Hemingway in the poem is trapped by his uber-masculinity, he can't transcend it. The other half of the binary (the female lioness) destroys him. But really, he wanted that. He was caught in that hunt, that power struggle, & maybe he wanted that. Obviously lot of people find that tension romantic. But Kruk suggests that we can transcend the binaries of gender, & become clearer. Our voices will clarify, if we can stop 'shouting from between the legs'. The poet, the poetic voice is beyond that. & that clarity is what I aspire to.

My writing is shaped by my experiences as (idenitfying as) a girl-shaped person in this society, they always will be. I want to speak of that experience. But I strongly recognize in myself the poetic genderlessness of the spirit my words filter through.

This is my own translation of Kruk's poem. There is another version too, that you can read (alongside the Ukrainian original), by Olena Jennings, here: http://ukraine.poetryinternational.org/ They're very similar. The last stanza is what I would put on my jeans...

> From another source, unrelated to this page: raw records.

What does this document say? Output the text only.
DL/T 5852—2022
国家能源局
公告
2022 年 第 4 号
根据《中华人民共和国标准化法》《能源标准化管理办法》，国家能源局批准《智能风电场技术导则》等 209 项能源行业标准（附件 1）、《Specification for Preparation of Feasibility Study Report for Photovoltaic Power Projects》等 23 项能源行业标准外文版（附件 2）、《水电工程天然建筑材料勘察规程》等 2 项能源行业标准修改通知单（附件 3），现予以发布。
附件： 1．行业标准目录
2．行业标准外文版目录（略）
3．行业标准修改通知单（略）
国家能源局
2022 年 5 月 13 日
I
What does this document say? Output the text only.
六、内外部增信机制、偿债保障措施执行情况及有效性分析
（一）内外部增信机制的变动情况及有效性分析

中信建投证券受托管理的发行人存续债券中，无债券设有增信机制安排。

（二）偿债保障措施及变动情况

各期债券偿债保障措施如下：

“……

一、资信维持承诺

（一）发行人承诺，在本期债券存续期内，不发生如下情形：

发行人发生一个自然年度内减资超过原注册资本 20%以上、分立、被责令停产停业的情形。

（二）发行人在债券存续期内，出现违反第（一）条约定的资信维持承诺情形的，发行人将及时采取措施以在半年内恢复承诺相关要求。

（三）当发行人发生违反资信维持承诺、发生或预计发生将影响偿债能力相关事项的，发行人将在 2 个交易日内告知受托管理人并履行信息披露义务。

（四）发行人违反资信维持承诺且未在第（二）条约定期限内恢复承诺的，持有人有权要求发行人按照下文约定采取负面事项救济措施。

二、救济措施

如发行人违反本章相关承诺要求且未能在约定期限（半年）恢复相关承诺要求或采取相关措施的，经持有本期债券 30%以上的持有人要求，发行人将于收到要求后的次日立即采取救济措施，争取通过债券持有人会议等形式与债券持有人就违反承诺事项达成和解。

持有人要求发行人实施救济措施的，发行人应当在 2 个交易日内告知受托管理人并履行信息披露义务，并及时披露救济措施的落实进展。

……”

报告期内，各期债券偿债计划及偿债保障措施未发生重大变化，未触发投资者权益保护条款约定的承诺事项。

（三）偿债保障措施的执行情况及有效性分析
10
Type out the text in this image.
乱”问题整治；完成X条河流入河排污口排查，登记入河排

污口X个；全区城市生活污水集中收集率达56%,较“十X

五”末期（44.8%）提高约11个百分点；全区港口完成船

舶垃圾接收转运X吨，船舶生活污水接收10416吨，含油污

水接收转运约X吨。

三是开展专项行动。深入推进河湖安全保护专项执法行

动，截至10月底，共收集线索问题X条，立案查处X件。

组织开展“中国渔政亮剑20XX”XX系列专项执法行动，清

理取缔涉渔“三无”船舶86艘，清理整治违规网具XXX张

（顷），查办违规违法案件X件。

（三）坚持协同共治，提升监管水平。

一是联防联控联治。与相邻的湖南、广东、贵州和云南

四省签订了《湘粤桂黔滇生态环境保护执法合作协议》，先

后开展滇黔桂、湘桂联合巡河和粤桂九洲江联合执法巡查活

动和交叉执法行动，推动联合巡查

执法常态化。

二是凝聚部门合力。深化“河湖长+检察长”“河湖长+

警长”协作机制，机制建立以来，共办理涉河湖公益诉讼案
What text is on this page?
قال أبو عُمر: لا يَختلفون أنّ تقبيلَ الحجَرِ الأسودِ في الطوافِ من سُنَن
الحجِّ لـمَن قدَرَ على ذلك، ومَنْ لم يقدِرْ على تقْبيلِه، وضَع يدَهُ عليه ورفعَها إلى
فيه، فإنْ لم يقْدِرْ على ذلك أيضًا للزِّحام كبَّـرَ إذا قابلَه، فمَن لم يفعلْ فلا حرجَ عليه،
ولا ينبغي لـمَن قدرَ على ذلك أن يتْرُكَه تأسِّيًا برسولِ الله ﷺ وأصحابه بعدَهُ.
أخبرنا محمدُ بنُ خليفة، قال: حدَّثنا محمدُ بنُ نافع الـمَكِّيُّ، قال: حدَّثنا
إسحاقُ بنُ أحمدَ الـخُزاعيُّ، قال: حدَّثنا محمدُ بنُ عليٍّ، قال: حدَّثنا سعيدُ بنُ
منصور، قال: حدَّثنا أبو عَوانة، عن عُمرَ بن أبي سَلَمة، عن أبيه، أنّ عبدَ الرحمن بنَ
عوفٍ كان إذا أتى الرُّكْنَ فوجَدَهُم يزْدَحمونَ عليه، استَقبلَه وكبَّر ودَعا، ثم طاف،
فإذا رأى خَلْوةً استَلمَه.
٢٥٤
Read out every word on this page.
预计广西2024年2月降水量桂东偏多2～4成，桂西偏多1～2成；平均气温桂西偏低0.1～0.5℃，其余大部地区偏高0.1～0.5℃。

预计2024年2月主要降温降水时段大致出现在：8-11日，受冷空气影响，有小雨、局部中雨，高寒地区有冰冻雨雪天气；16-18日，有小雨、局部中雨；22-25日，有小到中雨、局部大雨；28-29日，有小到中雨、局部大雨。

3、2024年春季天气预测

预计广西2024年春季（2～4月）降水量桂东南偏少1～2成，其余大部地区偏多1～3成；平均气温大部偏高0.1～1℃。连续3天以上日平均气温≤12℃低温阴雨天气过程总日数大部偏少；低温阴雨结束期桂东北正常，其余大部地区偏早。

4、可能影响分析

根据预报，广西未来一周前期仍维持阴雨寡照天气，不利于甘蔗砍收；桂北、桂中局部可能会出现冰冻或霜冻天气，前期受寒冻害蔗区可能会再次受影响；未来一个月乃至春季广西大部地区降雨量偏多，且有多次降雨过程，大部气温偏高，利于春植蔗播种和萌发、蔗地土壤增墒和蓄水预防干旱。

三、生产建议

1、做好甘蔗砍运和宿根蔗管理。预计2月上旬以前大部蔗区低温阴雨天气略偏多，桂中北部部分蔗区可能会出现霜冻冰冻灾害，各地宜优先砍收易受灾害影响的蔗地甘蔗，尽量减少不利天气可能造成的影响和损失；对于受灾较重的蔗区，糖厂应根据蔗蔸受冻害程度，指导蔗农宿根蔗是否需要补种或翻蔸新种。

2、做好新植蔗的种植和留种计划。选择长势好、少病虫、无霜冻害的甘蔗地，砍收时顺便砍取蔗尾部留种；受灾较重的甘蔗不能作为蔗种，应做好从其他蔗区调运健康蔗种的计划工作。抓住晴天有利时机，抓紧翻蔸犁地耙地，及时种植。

poets have no gender – halyna kruk (2004)

poets have no gender
only faint words embossed upon the flesh
like secondary sex characteristics,
a many-yeared growth of impressions
that never seem fully expressed –
shave it off, or leave it for its charm?

bearded Hemingway hunts down his death –
a lazy lioness in the broken trajectory of flight
she pounces on him swift and heavy,
like a tropical downpour after a long drought,
how many years has he waited for her,
thirsting, hidden,
feeding mosquitoes of routine with his own blood?!

after all, who must wait for whom
in this unwritten codex of existence,
who is hunting whom?

poets have no gender
hermaphrodites of solitude
incomprehensibly desiring the other Other,
giving torturous birth only to themselves,
which is repeated
the repetition of a repetition

the repetition of a repetition –
how can one escape from the hula-hoops of bodily significance?

reconciling these differences within the self
smoothing the genitalia –
all with go smoothly, Hemingway,
without any snags;
the last boundaries of self-identification are crossed,
Gordian knots of mutual obligation are hewn,
Sisyphus’s stone of life is pushed from the summit –

genius has no gender
only a throat raw from shouting
between the legs

2 comments:

Anonymous said...

"Amid the rhetoric, the logic of the senses, the paradoxes, and the sensation of becoming, we advance through our intention of forms. Sometimes, in the middle of the night, we might wake to re-read a passage, to see again the women we desire. As we read it over, in our breast is an indescribable sensation which keeps us awake until dawn. At dawn, our spirit is extravagant; it wanders freely in forbidden zones and we have no choice but to explore them. I've heard that some women write at dawn, when they are in this state. I've heard that sometimes they burst into tears."

- Nicole Brossard, from "The Aerial Letter," translated by Marlene Wildeman

jenanne said...

thank you, dear fjodor. that is a delicious passage.